We should never assume that two metrics scores published by two different papers are comparable. Very often, they're not.
This is concerning since it means that a paper may conclude that a proposed system is better simply because of the use of a BLEU variant that yields higher BLEU scores.
I demonstrated several times (e.g., here and here) that the comparison of copied scores can lead to wrong conclusions and make an entire evaluation false.
Researchers in machine translation have also a tool at their disposal to make sure their BLEU scores are comparable. This tool is SacreBLEU. SacreBLEU generates a signature that shows the parameters and evaluation data used for the computation of BLEU, among other information, for replicability. Two BLEU scores computed by SacreBLEU, with the same SacreBLEU signature, are comparable.
SacreBLEU is the only tool with this feature. It was released in 2018 and is used more and more in research papers. In 2022, 47.3% of the papers used SacreBLEU, a significant increase compared to 2021. But still, 52.7% of the research papers report on BLEU scores that are not replicable.
The good news is that the comparisons of BLEU scores copied from previous work without using SacreBLEU reached a peak in 2019, with 27.8% of the publications who adopted this practice:
We can see in the chart that we are getting rid of this practice. In 2022, only 6.4% of papers did it.
Conclusion: Toward more credible machine translation evaluations
Let’s draw the overall picture of the years 2021–2022 of machine translation evaluation. I’ll start with the bad:
43% of the papers still rely exclusively on non-replicable BLEU scores to conclude that their proposed method improves machine translation quality. They are not computed with SacreBLEU and are not supported by human evaluation or statistical significance testing.
Considering that BLEU is a 20-year-old metric with many well-identified flaws, there is here a very large margin for improvement in machine translation evaluation.

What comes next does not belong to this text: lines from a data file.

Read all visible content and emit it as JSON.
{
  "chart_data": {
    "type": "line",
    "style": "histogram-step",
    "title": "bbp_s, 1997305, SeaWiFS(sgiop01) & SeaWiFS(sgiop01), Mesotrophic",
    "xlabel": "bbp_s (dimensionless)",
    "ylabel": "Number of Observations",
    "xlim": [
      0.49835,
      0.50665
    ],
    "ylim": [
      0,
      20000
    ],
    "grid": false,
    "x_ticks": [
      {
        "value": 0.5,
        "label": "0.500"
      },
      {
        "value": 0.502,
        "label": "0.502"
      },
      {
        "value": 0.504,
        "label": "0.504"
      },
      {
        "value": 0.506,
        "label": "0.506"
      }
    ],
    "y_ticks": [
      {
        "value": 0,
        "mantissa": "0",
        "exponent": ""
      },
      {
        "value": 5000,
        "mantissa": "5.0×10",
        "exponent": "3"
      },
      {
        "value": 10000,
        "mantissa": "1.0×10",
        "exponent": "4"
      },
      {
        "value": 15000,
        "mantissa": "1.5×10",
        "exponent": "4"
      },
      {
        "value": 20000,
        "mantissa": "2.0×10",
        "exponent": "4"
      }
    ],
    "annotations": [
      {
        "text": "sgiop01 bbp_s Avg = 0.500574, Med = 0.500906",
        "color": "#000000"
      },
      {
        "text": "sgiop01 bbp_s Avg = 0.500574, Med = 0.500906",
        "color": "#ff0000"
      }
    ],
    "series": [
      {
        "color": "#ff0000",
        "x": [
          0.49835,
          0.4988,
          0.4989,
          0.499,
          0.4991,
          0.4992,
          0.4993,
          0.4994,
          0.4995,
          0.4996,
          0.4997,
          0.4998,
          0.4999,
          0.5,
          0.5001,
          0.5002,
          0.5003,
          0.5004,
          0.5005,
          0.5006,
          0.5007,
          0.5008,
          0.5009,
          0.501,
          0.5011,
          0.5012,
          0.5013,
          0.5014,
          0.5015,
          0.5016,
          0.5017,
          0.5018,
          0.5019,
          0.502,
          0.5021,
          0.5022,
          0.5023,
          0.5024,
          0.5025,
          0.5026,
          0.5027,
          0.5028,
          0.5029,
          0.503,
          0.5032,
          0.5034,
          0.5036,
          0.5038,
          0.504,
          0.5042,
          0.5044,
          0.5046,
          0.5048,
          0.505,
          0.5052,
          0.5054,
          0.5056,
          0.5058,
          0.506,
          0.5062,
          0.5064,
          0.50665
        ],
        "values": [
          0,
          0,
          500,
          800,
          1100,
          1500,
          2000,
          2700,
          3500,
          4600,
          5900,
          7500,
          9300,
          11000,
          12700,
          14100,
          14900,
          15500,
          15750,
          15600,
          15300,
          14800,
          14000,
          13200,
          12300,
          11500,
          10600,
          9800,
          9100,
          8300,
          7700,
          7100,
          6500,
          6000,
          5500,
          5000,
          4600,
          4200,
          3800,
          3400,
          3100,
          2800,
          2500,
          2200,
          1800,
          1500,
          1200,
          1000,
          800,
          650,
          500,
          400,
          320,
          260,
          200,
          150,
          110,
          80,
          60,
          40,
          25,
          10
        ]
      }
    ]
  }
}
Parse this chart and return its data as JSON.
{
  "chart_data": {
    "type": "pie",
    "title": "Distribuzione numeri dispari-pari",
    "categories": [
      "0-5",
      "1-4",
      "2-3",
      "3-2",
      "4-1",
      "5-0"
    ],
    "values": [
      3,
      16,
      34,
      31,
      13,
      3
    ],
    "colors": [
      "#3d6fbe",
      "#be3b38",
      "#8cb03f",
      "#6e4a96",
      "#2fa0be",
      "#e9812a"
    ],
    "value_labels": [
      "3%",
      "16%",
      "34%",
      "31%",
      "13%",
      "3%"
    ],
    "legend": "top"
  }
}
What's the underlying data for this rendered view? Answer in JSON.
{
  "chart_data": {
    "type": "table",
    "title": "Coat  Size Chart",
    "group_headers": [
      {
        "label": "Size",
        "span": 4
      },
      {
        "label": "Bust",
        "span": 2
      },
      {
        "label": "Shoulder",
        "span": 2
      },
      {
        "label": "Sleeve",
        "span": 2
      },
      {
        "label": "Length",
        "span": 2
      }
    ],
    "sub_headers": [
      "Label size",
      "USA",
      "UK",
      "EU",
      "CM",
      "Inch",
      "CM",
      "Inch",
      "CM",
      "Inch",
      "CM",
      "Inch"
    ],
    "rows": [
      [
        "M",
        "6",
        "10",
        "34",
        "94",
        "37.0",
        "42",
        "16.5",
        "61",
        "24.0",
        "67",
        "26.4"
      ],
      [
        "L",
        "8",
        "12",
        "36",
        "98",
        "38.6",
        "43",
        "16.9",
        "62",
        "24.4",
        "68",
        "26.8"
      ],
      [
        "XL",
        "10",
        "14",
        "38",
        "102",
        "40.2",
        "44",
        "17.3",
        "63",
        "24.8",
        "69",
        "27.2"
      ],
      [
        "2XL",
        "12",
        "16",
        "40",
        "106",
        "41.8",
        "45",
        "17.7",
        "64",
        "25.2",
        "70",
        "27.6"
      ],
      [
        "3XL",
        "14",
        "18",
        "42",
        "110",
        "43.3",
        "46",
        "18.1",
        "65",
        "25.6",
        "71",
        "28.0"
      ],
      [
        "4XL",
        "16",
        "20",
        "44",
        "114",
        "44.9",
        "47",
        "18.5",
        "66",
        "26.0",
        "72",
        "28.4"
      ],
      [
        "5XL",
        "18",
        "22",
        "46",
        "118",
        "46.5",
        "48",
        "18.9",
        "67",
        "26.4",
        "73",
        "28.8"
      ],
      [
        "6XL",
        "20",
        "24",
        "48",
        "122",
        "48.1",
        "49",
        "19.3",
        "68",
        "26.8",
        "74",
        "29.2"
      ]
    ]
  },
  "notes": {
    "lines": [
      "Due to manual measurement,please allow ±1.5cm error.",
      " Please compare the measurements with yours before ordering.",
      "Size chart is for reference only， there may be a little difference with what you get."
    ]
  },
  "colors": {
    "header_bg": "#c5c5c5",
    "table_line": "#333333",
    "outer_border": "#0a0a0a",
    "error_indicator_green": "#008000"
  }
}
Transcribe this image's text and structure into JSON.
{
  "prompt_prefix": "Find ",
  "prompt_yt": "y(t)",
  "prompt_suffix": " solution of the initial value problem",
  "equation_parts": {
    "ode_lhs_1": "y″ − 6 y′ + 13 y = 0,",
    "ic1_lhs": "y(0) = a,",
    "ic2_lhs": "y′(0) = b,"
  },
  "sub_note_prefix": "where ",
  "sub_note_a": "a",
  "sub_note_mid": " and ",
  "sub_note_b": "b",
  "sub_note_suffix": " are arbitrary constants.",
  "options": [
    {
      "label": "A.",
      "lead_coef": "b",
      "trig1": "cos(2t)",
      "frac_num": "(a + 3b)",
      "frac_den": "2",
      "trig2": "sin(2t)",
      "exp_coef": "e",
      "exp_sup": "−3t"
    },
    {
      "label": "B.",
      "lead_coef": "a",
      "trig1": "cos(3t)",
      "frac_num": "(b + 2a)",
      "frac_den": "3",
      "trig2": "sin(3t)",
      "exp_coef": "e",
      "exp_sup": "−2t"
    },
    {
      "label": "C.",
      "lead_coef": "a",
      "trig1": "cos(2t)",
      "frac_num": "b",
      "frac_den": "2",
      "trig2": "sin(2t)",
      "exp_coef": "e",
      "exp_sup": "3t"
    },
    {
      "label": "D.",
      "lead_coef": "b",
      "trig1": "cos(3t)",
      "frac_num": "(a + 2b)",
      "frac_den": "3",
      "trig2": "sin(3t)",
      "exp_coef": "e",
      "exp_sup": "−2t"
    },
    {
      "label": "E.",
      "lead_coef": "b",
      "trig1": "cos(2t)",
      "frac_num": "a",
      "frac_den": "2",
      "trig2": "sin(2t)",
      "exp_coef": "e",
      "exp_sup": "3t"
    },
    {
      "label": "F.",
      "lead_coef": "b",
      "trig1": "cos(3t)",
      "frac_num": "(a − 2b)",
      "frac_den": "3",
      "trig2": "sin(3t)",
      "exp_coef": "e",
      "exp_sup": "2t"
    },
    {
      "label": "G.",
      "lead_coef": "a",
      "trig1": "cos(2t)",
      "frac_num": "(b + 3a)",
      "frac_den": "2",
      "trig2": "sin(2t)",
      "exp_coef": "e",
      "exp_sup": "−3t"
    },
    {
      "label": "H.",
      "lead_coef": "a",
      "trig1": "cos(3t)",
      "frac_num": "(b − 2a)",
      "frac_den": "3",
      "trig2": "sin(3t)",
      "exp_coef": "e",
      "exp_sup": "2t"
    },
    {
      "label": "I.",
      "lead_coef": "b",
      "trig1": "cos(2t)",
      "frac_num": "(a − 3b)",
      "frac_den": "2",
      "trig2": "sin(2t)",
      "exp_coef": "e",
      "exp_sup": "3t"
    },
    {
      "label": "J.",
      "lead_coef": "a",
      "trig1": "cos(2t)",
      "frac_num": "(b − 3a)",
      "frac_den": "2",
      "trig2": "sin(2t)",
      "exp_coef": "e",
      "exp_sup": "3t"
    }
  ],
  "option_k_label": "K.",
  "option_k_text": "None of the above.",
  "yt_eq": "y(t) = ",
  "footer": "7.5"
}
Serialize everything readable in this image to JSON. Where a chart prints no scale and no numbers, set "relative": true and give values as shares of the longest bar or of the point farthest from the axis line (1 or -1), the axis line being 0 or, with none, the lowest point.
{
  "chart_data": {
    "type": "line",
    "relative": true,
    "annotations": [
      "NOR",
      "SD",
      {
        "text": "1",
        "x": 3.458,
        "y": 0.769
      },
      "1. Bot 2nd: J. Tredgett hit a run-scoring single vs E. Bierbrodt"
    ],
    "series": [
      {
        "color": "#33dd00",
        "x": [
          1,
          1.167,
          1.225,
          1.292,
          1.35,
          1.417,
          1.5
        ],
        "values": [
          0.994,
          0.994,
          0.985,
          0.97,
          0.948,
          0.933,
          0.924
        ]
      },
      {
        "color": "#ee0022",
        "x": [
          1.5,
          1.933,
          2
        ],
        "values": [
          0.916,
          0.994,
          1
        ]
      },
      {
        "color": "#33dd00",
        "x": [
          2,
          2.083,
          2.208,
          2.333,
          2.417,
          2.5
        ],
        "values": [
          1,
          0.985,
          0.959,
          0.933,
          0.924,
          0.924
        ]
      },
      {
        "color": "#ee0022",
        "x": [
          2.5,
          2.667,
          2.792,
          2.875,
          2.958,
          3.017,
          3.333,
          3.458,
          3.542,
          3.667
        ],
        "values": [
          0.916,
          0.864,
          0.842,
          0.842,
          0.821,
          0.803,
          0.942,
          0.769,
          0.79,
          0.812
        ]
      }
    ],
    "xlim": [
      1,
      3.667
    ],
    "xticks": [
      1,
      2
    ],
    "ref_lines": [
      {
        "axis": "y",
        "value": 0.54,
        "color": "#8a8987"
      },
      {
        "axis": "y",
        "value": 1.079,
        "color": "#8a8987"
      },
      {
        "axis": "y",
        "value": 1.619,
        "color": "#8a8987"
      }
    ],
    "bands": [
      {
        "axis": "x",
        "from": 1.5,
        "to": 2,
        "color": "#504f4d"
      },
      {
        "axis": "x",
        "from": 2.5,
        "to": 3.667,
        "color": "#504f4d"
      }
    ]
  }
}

When I review machine translation papers for conferences and journals, I now systematically request the authors to provide more evidence than just BLEU scores.
I should also highlight that this reliance on BLEU seems to be decreasing, and BLEU scores are more and more often supported by other metrics since 2020.
Even better, the percentage of papers exhibiting all the different types of machine translation evaluation pitfalls is decreasing:
These problematic papers are:
Using only BLEU for automatic evaluation
Don’t use SacreBLEU so their scores are not replicable
Don’t perform a human evaluation
Don’t test the statistical significance of their results
Compare score(s) copied from different paper(s)
Directly compare systems trained, validated, and evaluated on different preprocessed datasets to claim that their proposed method is better
18.4% of the publications were in this category in 2020, against 5.5% in 2022.
This is a huge improvement in my opinion. Will 2023 confirm this trend? Let’s hope so!
To conclude, here are my recommendations for evaluating machine translation with scientific credibility:
Don’t exclusively rely on BLEU. Ideally, use two different metrics, one that I would call “traditional”, such as chrF (preferably not chrF++ which is tokenization-dependant), and another one that should be neural, such as COMET or BLEURT.
Don’t copy and compare scores published by previous work.
Perform human evaluation (if you have the budget and can find evaluators)
Perform statistical significance testing. If you don’t do it, we have no way to know how significant is the improvement.
Only compare translations generated by systems trained/validated/evaluated on the same datasets. If you change the datasets, we cannot conclude whether the improvement comes from the change in the data or from the proposed method. In other words, follow the scientific methodology.
I’ll continue to monitor machine translation evaluation.
The next update will be in 2024!